I don't think the other objection is valid. The rule was that the shoe scanner was only to be allowed at the Clear lane if it was judged to be as good as, or better than the existing X-ray method. Now they could make a mistake in determining that, perhaps there might be a flaw in the shoe scanner which bad guys could exploit. But that's true of any method they might approve, and any effort to improve the quality of the process.

However, the basic philosophy Clear was selling was, if there is a technology that is just as good, but faster, and it's more expensive, and it's so much more expensive that only a fraction of people can use it, then it makes sense to use money as a way to decide who gets it. My objection to Clear was the idea that background checks should be used in deciding who gets it. This is particularly true given the TSA's rule that the whole process be sped up. The rich people, wanting to go through really fast, enable it so the hoi polloi still go through a little bit faster in their wake. Everybody wins, but some people don't win as much.
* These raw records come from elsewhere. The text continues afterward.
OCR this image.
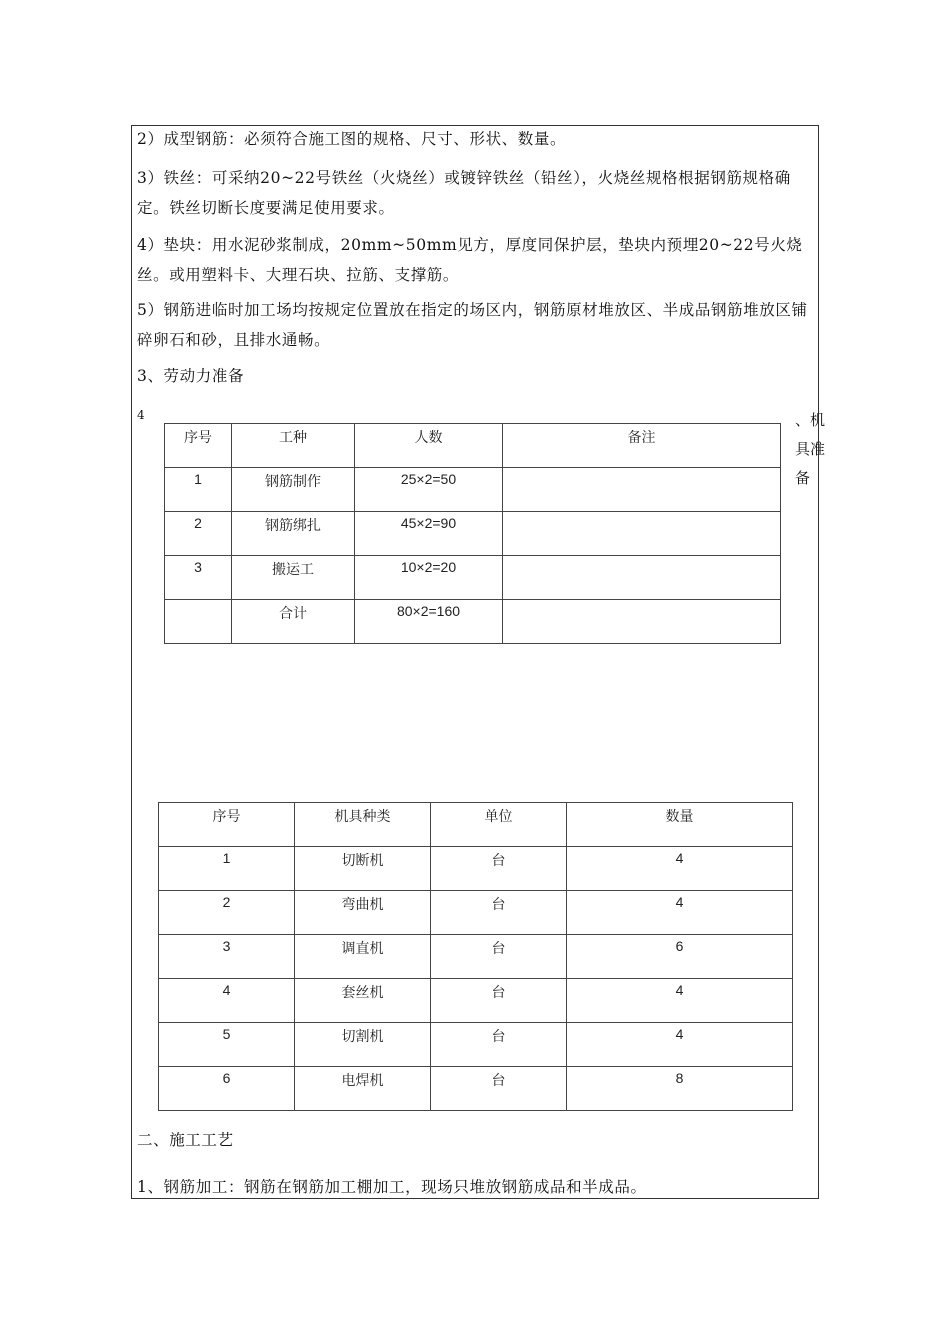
2）成型钢筋：必须符合施工图的规格、尺寸、形状、数量。

3）铁丝：可采纳20~22号铁丝（火烧丝）或镀锌铁丝（铅丝），火烧丝规格根据钢筋规格确定。铁丝切断长度要满足使用要求。

4）垫块：用水泥砂浆制成，20mm~50mm见方，厚度同保护层，垫块内预埋20~22号火烧丝。或用塑料卡、大理石块、拉筋、支撑筋。

5）钢筋进临时加工场均按规定位置放在指定的场区内，钢筋原材堆放区、半成品钢筋堆放区铺碎卵石和砂，且排水通畅。

3、劳动力准备

4	、机具准备
序号	工种	人数	备注
1	钢筋制作	25×2=50	
2	钢筋绑扎	45×2=90	
3	搬运工	10×2=20	
	合计	80×2=160	
序号	机具种类	单位	数量
1	切断机	台	4
2	弯曲机	台	4
3	调直机	台	6
4	套丝机	台	4
5	切割机	台	4
6	电焊机	台	8

二、施工工艺

1、钢筋加工：钢筋在钢筋加工棚加工，现场只堆放钢筋成品和半成品。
As noted, if a new tech is cheap enough it should be deployed for everybody, but clearly one can imagine technologies that are so expensive that they can't go in every line. The most obvious is the "technology" of extra scanners and staff for a whole new line.

I think that for most travelers, this is the big issue for the security line. Not the existence of the line, or even (to some extent) its size; it's that you never know whether *this* will be the instant that some lady freaks about displaying the contents of her purse and the whole works comes to a grinding halt. Or whether *you* will have the Slightly Suspicious Lump in your carry-on bag that gets you sent up to Room 34 for an hour.